At trial, the district court found that South Carolina maintained an impermissible racial target of 17 percent—again, the exact number at which District 1 leans Republican. Yet the Court chalked this up to coincidence, pointing out that the mapmaker denied the allegation and basically taking their word for it. The conservatives also discredited the lower court’s findings about the mass reassignment of Black voters, insisting that to prove a racial gerrymander, the challengers would need to present an alternative, non-gerrymandered map. According to Alito, they could have designed an alternative map “with ease,” and so their failure to submit one should be treated as an “implicit concession” of the weakness of their claims. 

No such legal requirement existed before today. As recently as 2017, the Supreme Court expressly said in Cooper v. Harris that a plaintiff could win with or without an alternative map; as Justice Elena Kagan explained for the Cooper majority, “In no area of our equal protection law have we forced plaintiffs to submit one particular form of proof to prevail.” Alito argued bitterly in dissent in Cooper that “plaintiffs’ failure to produce an alternative map mandates reversal.” Now armed with a supermajority, Alito transformed his dissent into law. In Alexander, he wrote that map’s challengers “provided no direct evidence of a racial gerrymander, and their circumstantial evidence is very weak,” so they failed to prove that the “legislature subordinated traditional race-neutral districting principles…to racial considerations.”
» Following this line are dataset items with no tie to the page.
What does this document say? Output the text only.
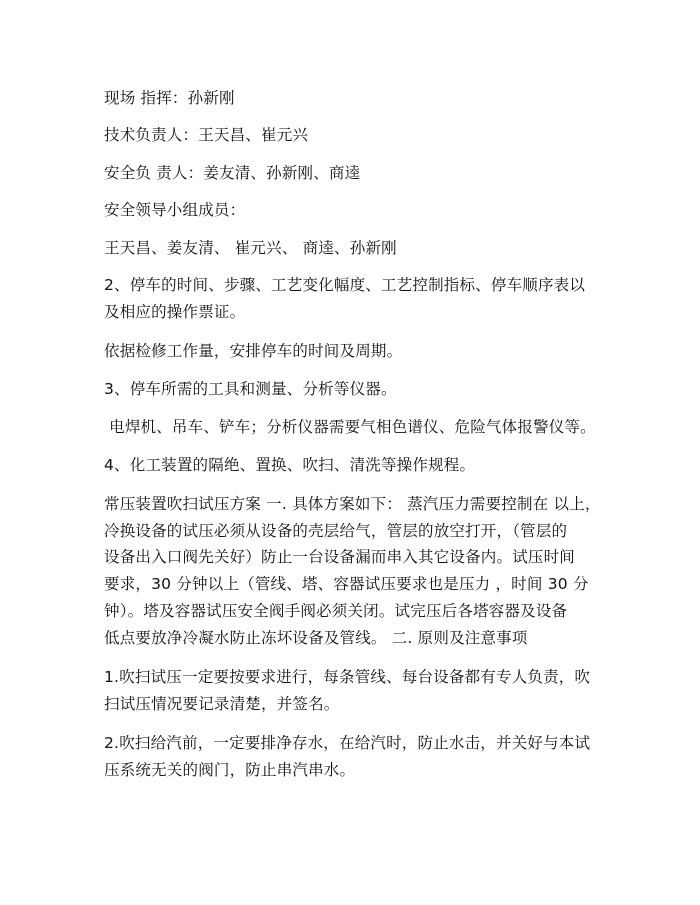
现场 指挥：孙新刚
技术负责人：王天昌、崔元兴
安全负 责人：姜友清、孙新刚、商逵
安全领导小组成员：
王天昌、姜友清、 崔元兴、 商逵、孙新刚
2、停车的时间、步骤、工艺变化幅度、工艺控制指标、停车顺序表以
及相应的操作票证。
依据检修工作量，安排停车的时间及周期。
3、停车所需的工具和测量、分析等仪器。
电焊机、吊车、铲车；分析仪器需要气相色谱仪、危险气体报警仪等。
4、化工装置的隔绝、置换、吹扫、清洗等操作规程。
常压装置吹扫试压方案 一. 具体方案如下： 蒸汽压力需要控制在 以上，
冷换设备的试压必须从设备的壳层给气，管层的放空打开，（管层的
设备出入口阀先关好）防止一台设备漏而串入其它设备内。试压时间
要求，30 分钟以上（管线、塔、容器试压要求也是压力 ，时间 30 分
钟）。塔及容器试压安全阀手阀必须关闭。试完压后各塔容器及设备
低点要放净冷凝水防止冻坏设备及管线。 二. 原则及注意事项
1.吹扫试压一定要按要求进行，每条管线、每台设备都有专人负责，吹
扫试压情况要记录清楚，并签名。
2.吹扫给汽前，一定要排净存水，在给汽时，防止水击，并关好与本试
压系统无关的阀门，防止串汽串水。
Looking anew at the fact-finding of a trial court is not an appellate court’s job. And, as Justice Elena Kagan said in dissent, it gets worse: “The majority cannot begin to justify its ruling on the facts” without substantially changing the law “to impede racial-gerrymandering cases generally.” The opinion imposes a strict new “presumption of legislative good faith,” and warns that judges should not hastily accuse legislatures of engaging in “offensive and demeaning” conduct that resembles “political apartheid.” Perhaps most dangerously for future voting rights plaintiffs, Alito did not make clear just how much evidence it now takes to overcome this structural disadvantage. Going forward, the six conservatives are free to independently review lower court findings and pick and choose what evidence of gerrymandering is good enough, and what isn’t.

Throughout the opinion, Alito evinces an overriding concern about the possibility of a state action being called racist and no concern at all with the possibility of a state action being racist, leaving complainants of racial gerrymandering stranded without legal recourse. Alito has no need to fly coup-curious flags to signal his disdain for multiracial democracy. Opinions like this one make it abundantly clear.